Note: It is possible to enter multiple certificate fingerprints separated by semicolon. Bosch IoT Rollouts verifies that at least one of the provided fingerprints matches one of the incoming issuer hash headers. This is useful for certificate migration.

Find more details about this authentication mode including step-by-step instructions based on OpenSSL and cURL at Set up client certificate-based authentication for devices.

For a dedicated certificate management for embedded devices, please have a look at CycurV2X-PKI by ESCRYPT.

Target security token authentication

There is a 32 alphanumeric character security-token for each created target within Bosch IoT Rollouts. This token can be used to authenticate the target at Bosch IoT Rollouts through the HTTP-Authorization header with the custom scheme TargetToken.

GET /<TENANT_ID>/controller/v1/<CONTROLLER_ID> HTTP/1.1
Host: device.eu1.bosch-iot-rollouts.com
Authorization: TargetToken bH7XXAprK1ChnLfKSdtlsp7NOlPnZAYY

The target security token is provided in Device Management Federation API as part of the update message in order to allow DMF clients to leverage the feature or it can be manually retrieved per target by Management API or in the Management UI (Classic) in the target details.

Needs to be enabled for your account from the Configuration UI feature:

images/confluence/download/attachments/1680491227/roUI-configuration-authViaTargetSecurityToken-version-1-modificationdate-1700574779000-api-v2.png

Gateway security token authentication

Often the targets are connected through a gateway which manages the targets directly and as a result are indirectly connected to the Bosch IoT Rollouts update server.

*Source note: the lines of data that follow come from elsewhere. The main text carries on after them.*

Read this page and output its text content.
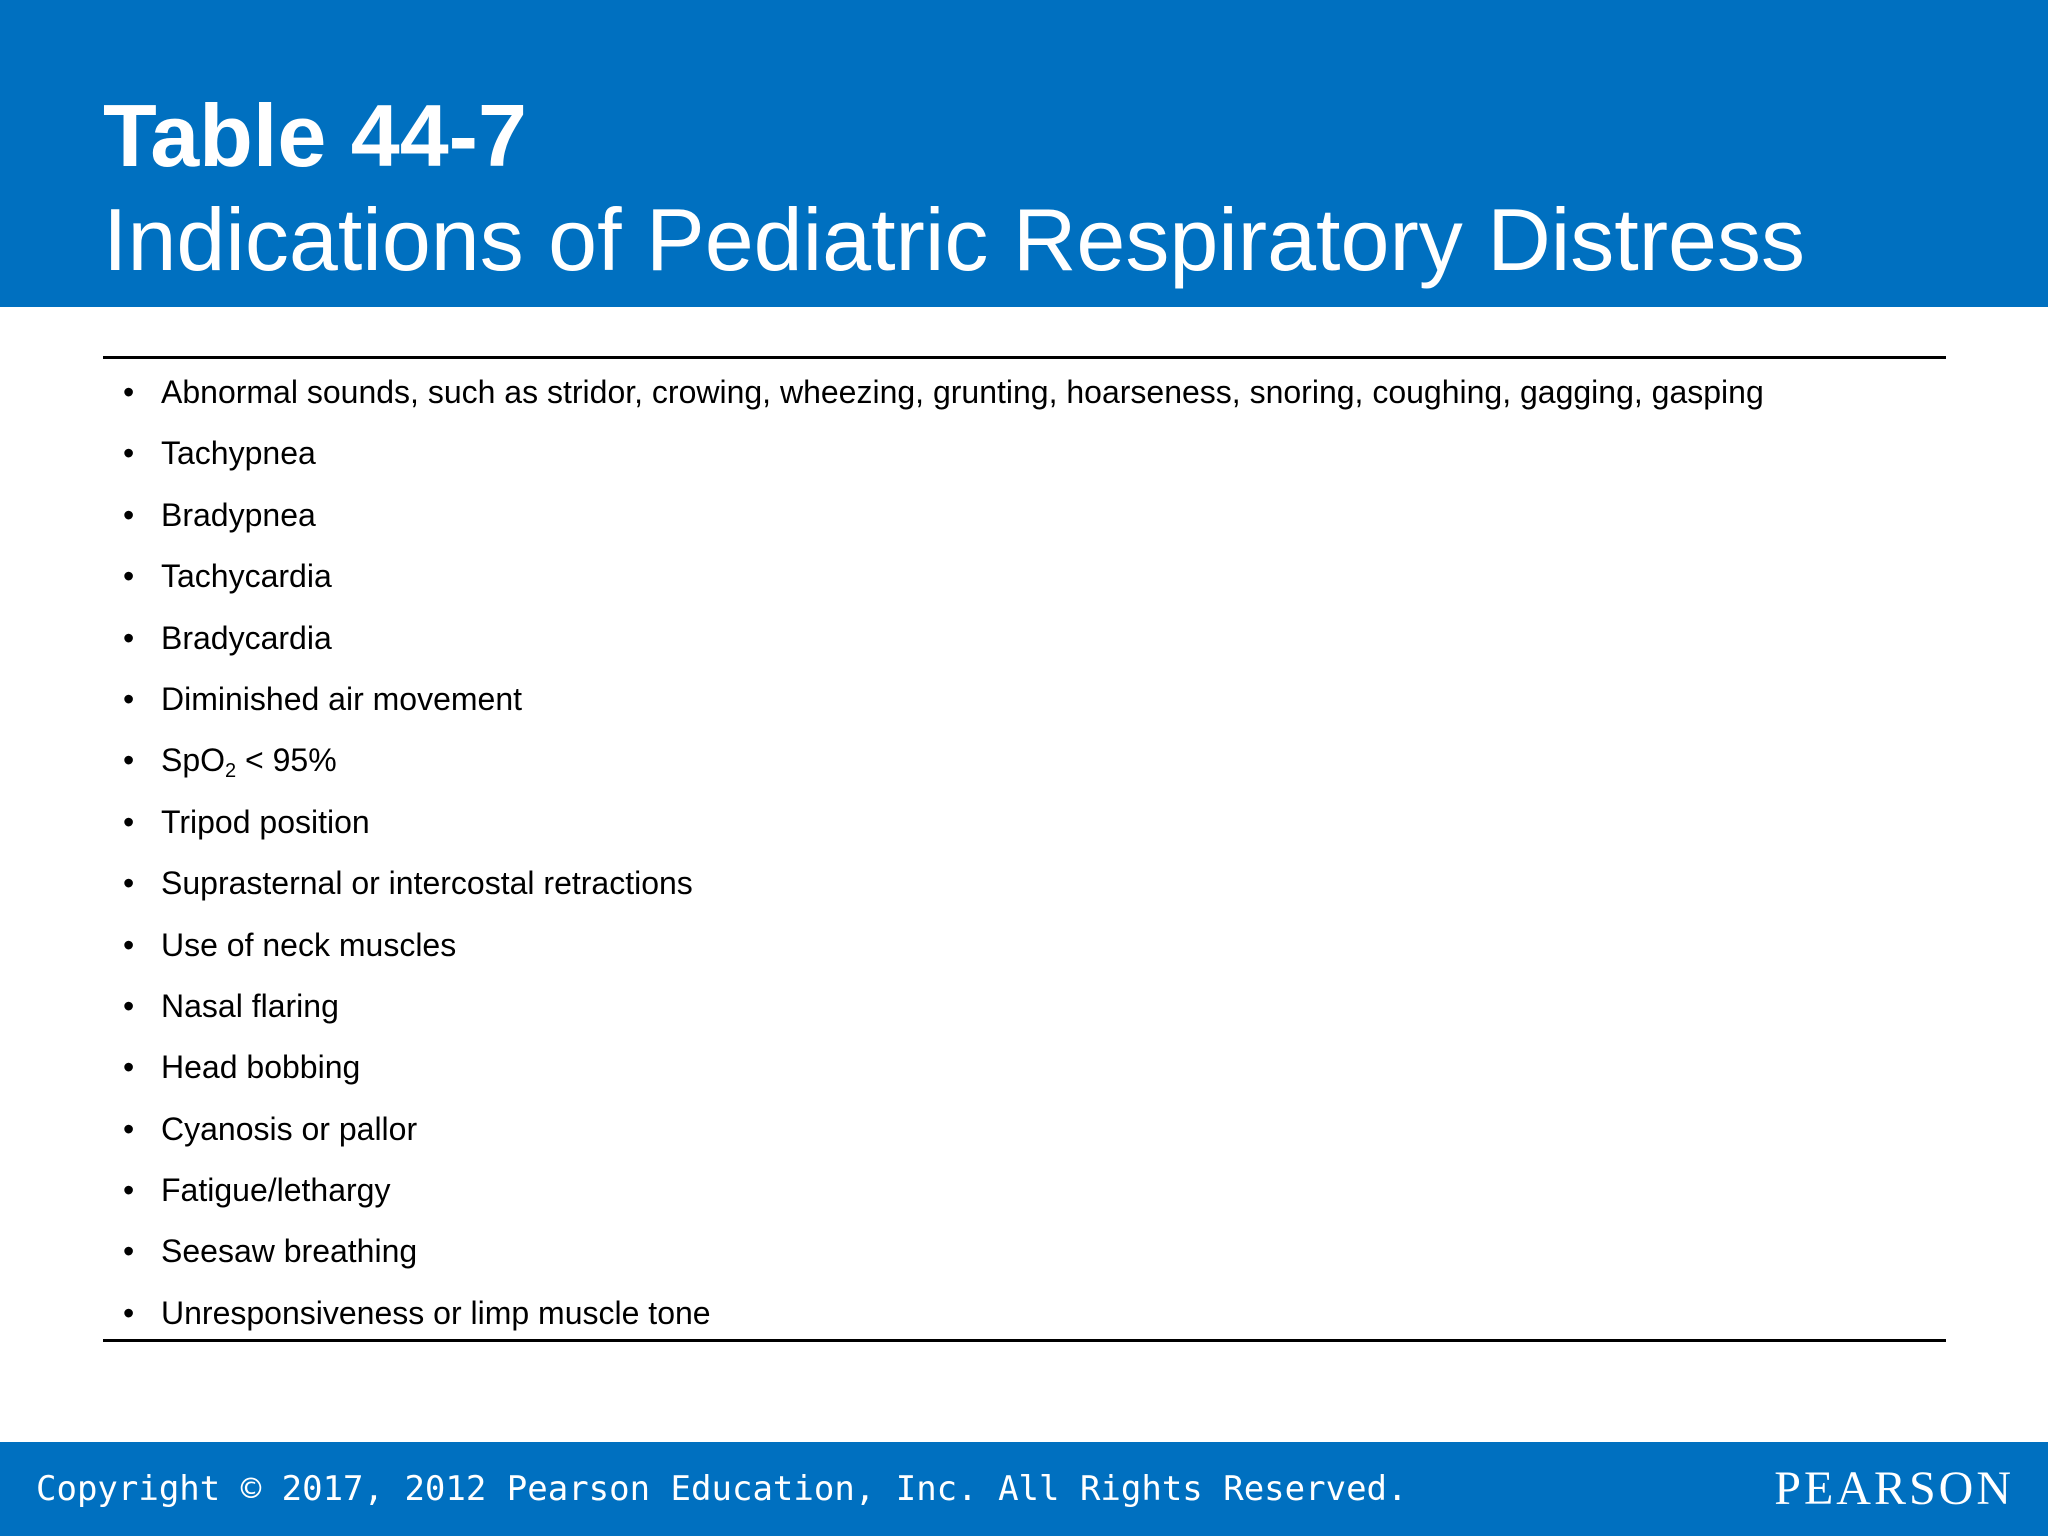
Table 44-7
Indications of Pediatric Respiratory Distress
• Abnormal sounds, such as stridor, crowing, wheezing, grunting, hoarseness, snoring, coughing, gagging, gasping
• Tachypnea
• Bradypnea
• Tachycardia
• Bradycardia
• Diminished air movement
• SpO$_2$ < 95%
• Tripod position
• Suprasternal or intercostal retractions
• Use of neck muscles
• Nasal flaring
• Head bobbing
• Cyanosis or pallor
• Fatigue/lethargy
• Seesaw breathing
• Unresponsiveness or limp muscle tone
Copyright © 2017, 2012 Pearson Education, Inc. All Rights Reserved.	PEARSON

To authenticate this gateway and allow it to manage all target instances under its tenant there is a GatewayToken, to authenticate this gateway through the HTTP-Authorization header with a custom scheme GatewayToken. This is of course also handy during development or for testing purposes. However, we generally recommend to use this token with great care as it allows to act “in the name of” any device.

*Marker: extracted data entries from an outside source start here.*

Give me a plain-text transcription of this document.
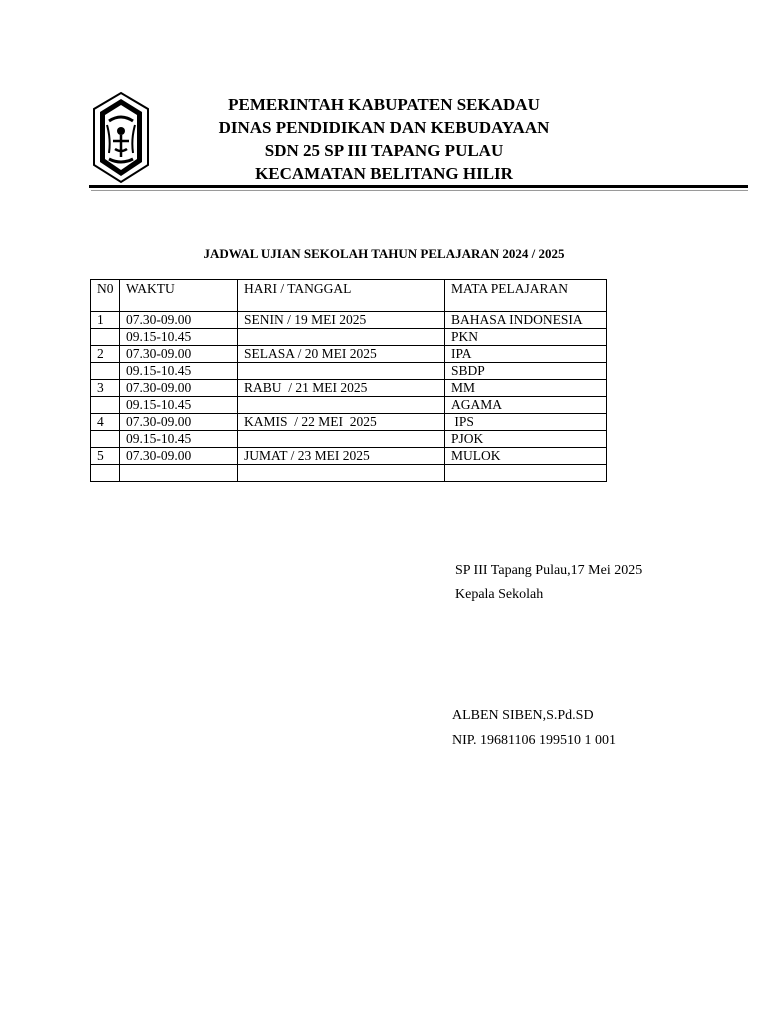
PEMERINTAH KABUPATEN SEKADAU
DINAS PENDIDIKAN DAN KEBUDAYAAN
SDN 25 SP III TAPANG PULAU
KECAMATAN BELITANG HILIR
JADWAL UJIAN SEKOLAH TAHUN PELAJARAN 2024 / 2025
N0	WAKTU	HARI / TANGGAL	MATA PELAJARAN
1	07.30-09.00	SENIN / 19 MEI 2025	BAHASA INDONESIA
	09.15-10.45		PKN
2	07.30-09.00	SELASA / 20 MEI 2025	IPA
	09.15-10.45		SBDP
3	07.30-09.00	RABU  / 21 MEI 2025	MM
	09.15-10.45		AGAMA
4	07.30-09.00	KAMIS  / 22 MEI  2025	IPS
	09.15-10.45		PJOK
5	07.30-09.00	JUMAT / 23 MEI 2025	MULOK

SP III Tapang Pulau,17 Mei 2025
Kepala Sekolah
ALBEN SIBEN,S.Pd.SD
NIP. 19681106 199510 1 001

GET /<TENANT_ID>/controller/v1/<CONTROLLER_ID> HTTP/1.1
Host: device.eu1.bosch-iot-rollouts.com
Authorization: GatewayToken 3nkswAZhX81oDtktq0FF9Pn0Tc0UGXPW

Needs to be enabled for your account from the Configuration UI:

  1. Enable the Allow a gateway to authenticate and manage multiple targets through a gateway security token configuration.

  2. Click Show and copy the token via the icon on its right.

images/confluence/download/attachments/1680491227/roUI-configuration-authViaGatewaySecurityToken-version-1-modificationdate-1700574876000-api-v2.png

Artifact download authentication

Download artifacts

Within Bosch IoT Rollouts the artifact download is done by signed URLs. This means that there is no device authentication necessary (DDI credentials) when downloading an artifact. However, to get the download URL by deployment base the device has to be authenticated. Furthermore, the received download URL has a validity expiration of 1 month. This means that devices might have to re-call deployment base if access is denied. Artifacts are delivered through a worldwide Content Delivery Network (CDN) to provide high availability and performance for downloads.

Device Management Federation (DMF) API and Service Integration Event (SIE) API

Authentication is provided by the Bosch IoT Rollouts service broker interface with a separate RabbitMQ vhost and user credentials per service binding.